In 2006, Asutifi, a tiny district in central Ghana, changed forever. The relatively unknown farming community had caught the attention of one of the world’s largest gold producers, Newmont Mining Corporation. The company had discovered the mineral in the tiny district and began exploitation through its subsidiary, Newmont Gold Ghana Ltd (NGGL). Though the revenue Asutifi was to receive from Newmont was little compared to other districts, it made up a significant percentage of Asutifi’s income. Income from gold, however, is volatile and requires financial forecasting, realistic budgeting and participatory management, all of which were major challenges for Asutifi.
Three years later, Revenue Watch Institute (RWI) partnered with two Ghanaian organizations to create the Asutifi subnational project.

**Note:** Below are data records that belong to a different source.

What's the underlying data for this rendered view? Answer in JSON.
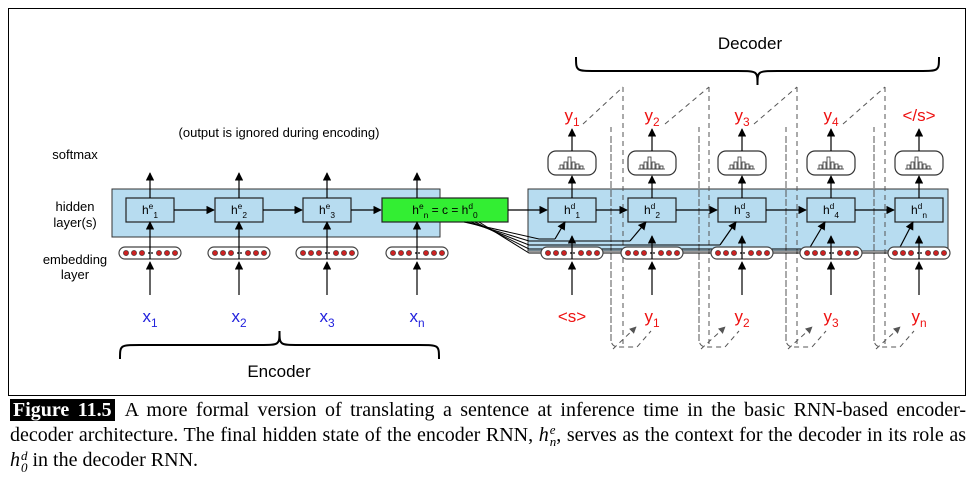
{
  "figure": {
    "decoder_label": "Decoder",
    "encoder_label": "Encoder",
    "note": "(output is ignored during encoding)",
    "row_labels": {
      "softmax": "softmax",
      "hidden_line1": "hidden",
      "hidden_line2": "layer(s)",
      "embedding_line1": "embedding",
      "embedding_line2": "layer"
    },
    "encoder": {
      "hidden": [
        {
          "base": "h",
          "sup": "e",
          "sub": "1"
        },
        {
          "base": "h",
          "sup": "e",
          "sub": "2"
        },
        {
          "base": "h",
          "sup": "e",
          "sub": "3"
        }
      ],
      "final": {
        "base": "h",
        "sup": "e",
        "sub": "n",
        "mid": " = c = ",
        "base2": "h",
        "sup2": "d",
        "sub2": "0"
      },
      "inputs": [
        {
          "base": "x",
          "sub": "1"
        },
        {
          "base": "x",
          "sub": "2"
        },
        {
          "base": "x",
          "sub": "3"
        },
        {
          "base": "x",
          "sub": "n"
        }
      ]
    },
    "decoder": {
      "hidden": [
        {
          "base": "h",
          "sup": "d",
          "sub": "1"
        },
        {
          "base": "h",
          "sup": "d",
          "sub": "2"
        },
        {
          "base": "h",
          "sup": "d",
          "sub": "3"
        },
        {
          "base": "h",
          "sup": "d",
          "sub": "4"
        },
        {
          "base": "h",
          "sup": "d",
          "sub": "n"
        }
      ],
      "outputs": [
        {
          "base": "y",
          "sub": "1"
        },
        {
          "base": "y",
          "sub": "2"
        },
        {
          "base": "y",
          "sub": "3"
        },
        {
          "base": "y",
          "sub": "4"
        },
        {
          "base": "</s>",
          "sub": ""
        }
      ],
      "inputs": [
        {
          "base": "<s>",
          "sub": ""
        },
        {
          "base": "y",
          "sub": "1"
        },
        {
          "base": "y",
          "sub": "2"
        },
        {
          "base": "y",
          "sub": "3"
        },
        {
          "base": "y",
          "sub": "n"
        }
      ]
    },
    "colors": {
      "layer_fill": "#b7dcf0",
      "cell_fill": "#b7dcf0",
      "context_fill": "#33ee33",
      "input_blue": "#2222dd",
      "output_red": "#ee1111",
      "embed_dot": "#cc2222"
    }
  },
  "caption": {
    "label": "Figure 11.5",
    "text1": "A more formal version of translating a sentence at inference time in the basic RNN-based encoder-decoder architecture. The final hidden state of the encoder RNN,",
    "var1": "h",
    "var1_sup": "e",
    "var1_sub": "n",
    "text2": ", serves as the context for the decoder in its role as",
    "var2": "h",
    "var2_sup": "d",
    "var2_sub": "0",
    "text3": "in the decoder RNN."
  }
}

Executed from 2009 to 2011, the project’s aim was to improve the governance of mining revenues. To achieve this goal, the project would improve local government’s policies and practices for collecting and using finite mining revenues effectively. It also would build civil society’s capacity to participate in, monitor and evaluate the sector’s governance processes. The project’s ultimate goal was to avert the curse of mismanagement often associated with extractive resources in developing countries.
The Asutifi project succeeded in building awareness, enhancing trust among stakeholders, and ensuring meaningful participation from citizens and community-based organizations in preparing the district’s development plan, a process that had been dominated by a few officials. The project also improved collaboration between Newmont’s voluntary corporate social responsibility activities and the priorities of the district assembly and administration.
Despite the project’s developments, its gains were limited, and no institutionalized systems and practices were put in place for effective governance and public accountability. Local politics, which should have been a democratizing factor, constrained public accountability. Traditional chiefs, who receive a substantial share of mining royalties, did not change much and continued to resist public accountability. The community’s demand for transparency remained weak.
The project’s successes and failures reflect the institutional strengths and weaknesses of its partners and indicate a degree of disparity between project intentions and capacities.